To deal with this efficiently, the unit test suite copies a sample project to a temp directory. It then builds a venv, and runs a commit. It runs simple_deploy against the project, and then does as many tests as it can against the configuration that was done for that project. Then, instead of starting over, it uses git to reset the sample project to the original state. This lets it run ~90 tests in about 10 seconds.
Even more interestingly, that temp project is still available when the test suite finishes. pytest takes care of deleting it at some point, but not immediately. So, debugging can be really efficient. If you run `pytest -x`, you can open that test project and poke around to see what didn't work. The setup uses an editable install, so you can modify simple_deploy, reset the test project manually, and run the command again (outside of the test suite).
pytest is an amazing tool. Just yesterday I wrote a plugin that lets you run `pytest -x --open-test-project`. When the test suite exits, it pops open a new terminal window at the test project, with an active virtual environment and the output of `git status` and `git log`. This turns the test suite into a development tool.

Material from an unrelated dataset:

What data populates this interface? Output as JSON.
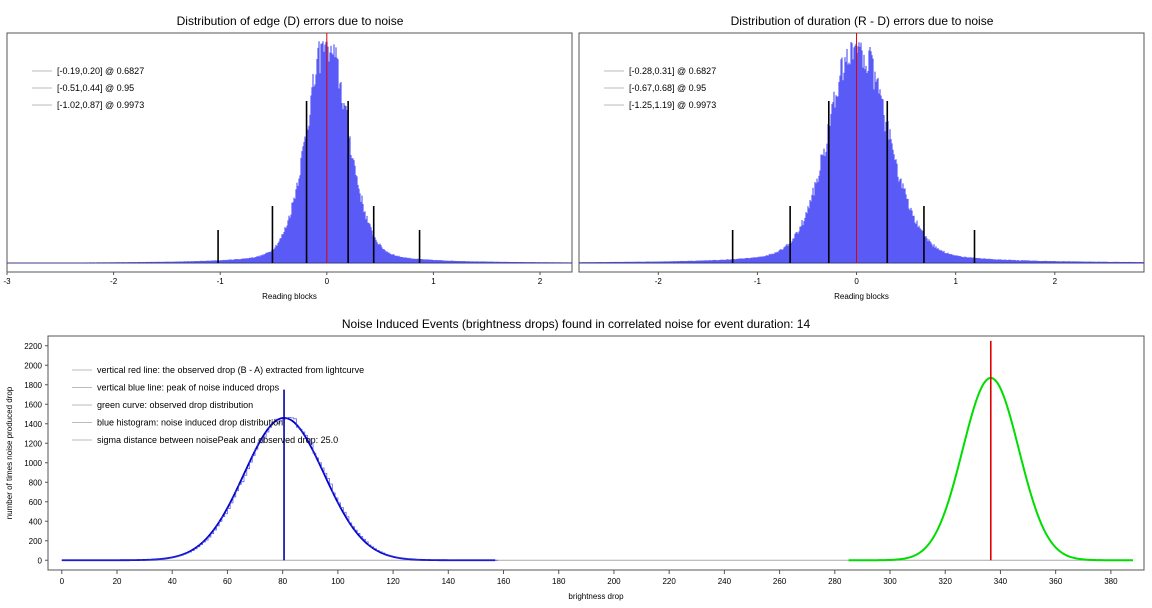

I'm curious if you use your test suite for development in any way, or if it's just for catching bugs and regressions? Also, with that tree of configuration options, have you integrated randomization into your tests at all? That seems like it might be a good way to hit branches you haven't tried before, but then again the majority of the 33M branches are probably not meaningful to test.
Wow, that sounds like a really nice test setup! And makes sense that simple-deploy would be a very complicated thing to properly test.
For now the tree-like test suite is mostly for regressions. The inner test suite for the built projects is useful for dev, but not the one that does all the permutations.
Randomization is a fun idea! It would be interesting to randomize some number of runs with each build. I wonder if that would catch anything. Biggest problem is keeping my Github Actions bill manageable...
If you didn't think you needed the billing module when you ran it but later you find that you need it, the generator is of little use. You end up running it again to create a new project and manually copying in the billing pieces.
Or, if the generator is upgraded after you used it, it's to late for you.
I wonder if this tool tries to mitigate those issues at all.